Our app, Ripple, also allowed users to broadcast images to nearby users, depending on the GPS coordinates. These images would not be sent to users outside of a specific vicinity, which required that the system lookup a coordinate to find nearby nodes without needing check distant node. To increase lookup times and eliminate unnecessary comparisons, our quadtree only traverses through quadrants within the radius of the broadcast event, and performs this check/recurses only when it is required:

Quadtree.prototype.get = function(item, callback) {  
  if (this.quadrants.length) {

    if (this.checkRange(item)) {
      var index = this.findIndex(item);
      return this.quadrants[index].get(item);
    }

    else if (callback) {
      callback(this.quadrants[index].get(item));
    }

    else {
      return this;
    }
  }

  else if (!this.quadrants.length && this.children.length) {

    if (callback) {
      callback(this);
    }

    else {
      return this;
    }
  }

  else {
    console.log('returning root');
    return this.root || this;
  }
};

The checkDistance function will simply add the supplied vector length to the coordinate in 4 directions to find whether the radius is “in-bounds” or “out-of-bounds” of the quadrant before recursing further. If the distance is not “in-bounds” of the subquadrant, our function will not recurse further, but will simply traverse through all the quadrants and subquadrants of the node on top of the call stack, and perform the check on all of those coordinates.
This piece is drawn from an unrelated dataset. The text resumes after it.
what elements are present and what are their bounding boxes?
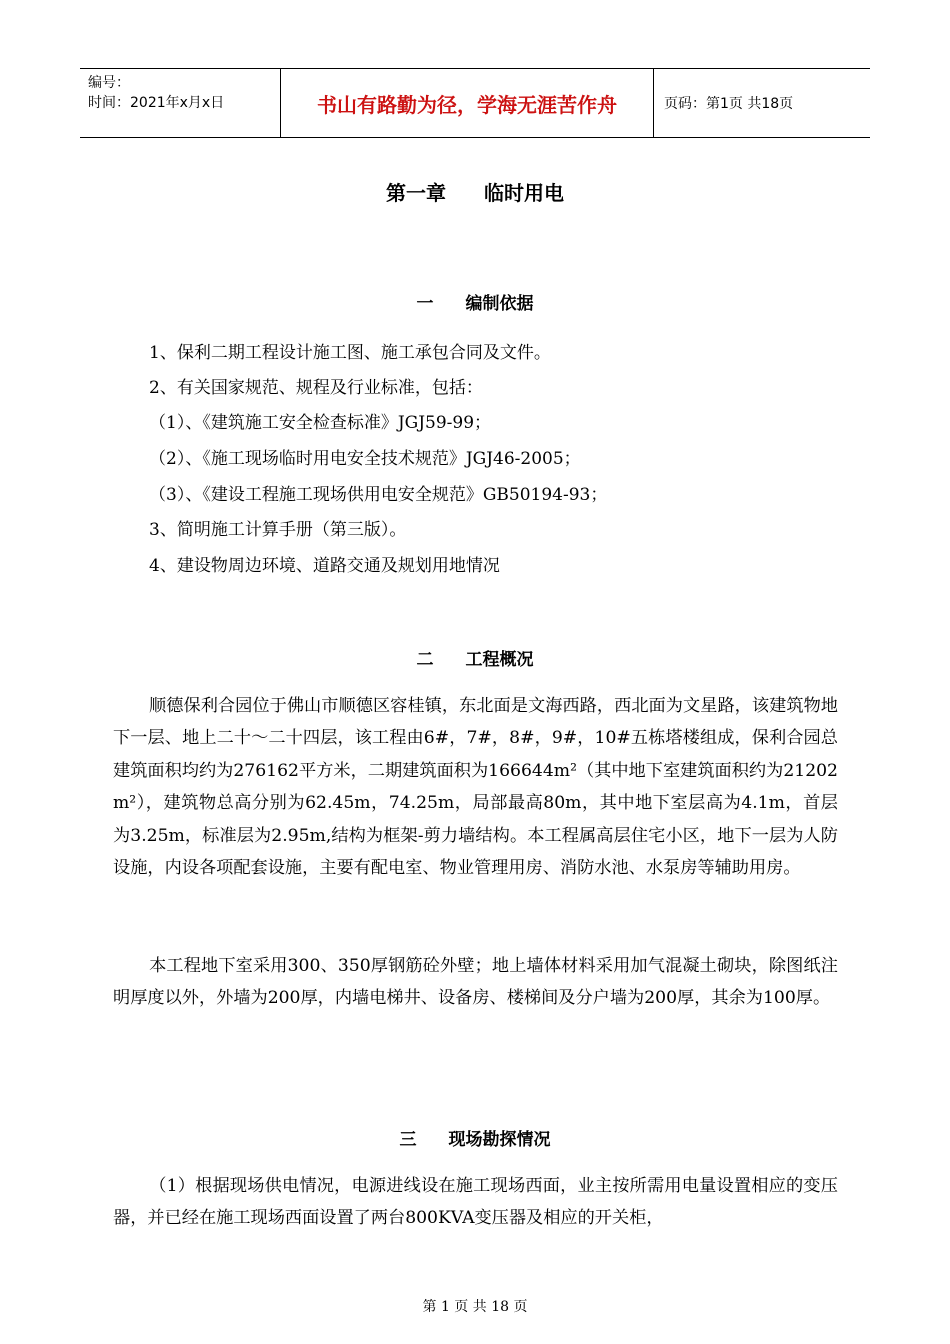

Our distance checking function used the Haversine formula to calculate the distance between any two points, accounting for the great-circle arc of the earth's surface:

calculateDist: function(item1, nodes) {

// var R is the mean radius of the earth in kilometers
    var R = 6371;
    var lat1 = +item1.x;
    var lon1 = +item1.y;
    var lat2, lon2, dlat, dlon;
    var result = [];

    nodes.forEach(function(item2) {
      lat2 = +item2.x;
      lon2 = +item2.y;
      dLat = (lat2 - lat1).toRad();
      dLon = (lon2 - lon1).toRad();
      var a = Math.sin(dLat/2) * Math.sin(dLat/2) +
              Math.cos(lat1.toRad()) * Math.cos(lat2.toRad()) *
              Math.sin(dLon/2) * Math.sin(dLon/2);
      var c = 2 * Math.atan2(Math.sqrt(a), Math.sqrt(1-a));
      var d = R * c;
      d = d * 0.621371;

      if (d < item1.radius) {
        result.push({userId: item2.userId, y: item2.y, x: item2.x});
      }
    });
    return result;
  }

Using this code, we can only find the coordinates that match our distance, and we will only look up the nodes that we absolutely have to. If we only include the amount of users currently using the app, the lookups are not terrible. However, once we begin testing the quadtree with one million, two million or 10 million users, we begin to see the value of the optimization, and can rest more easily knowing that our system will be able to handle millions of users demanding instant feedback and response from Ripple.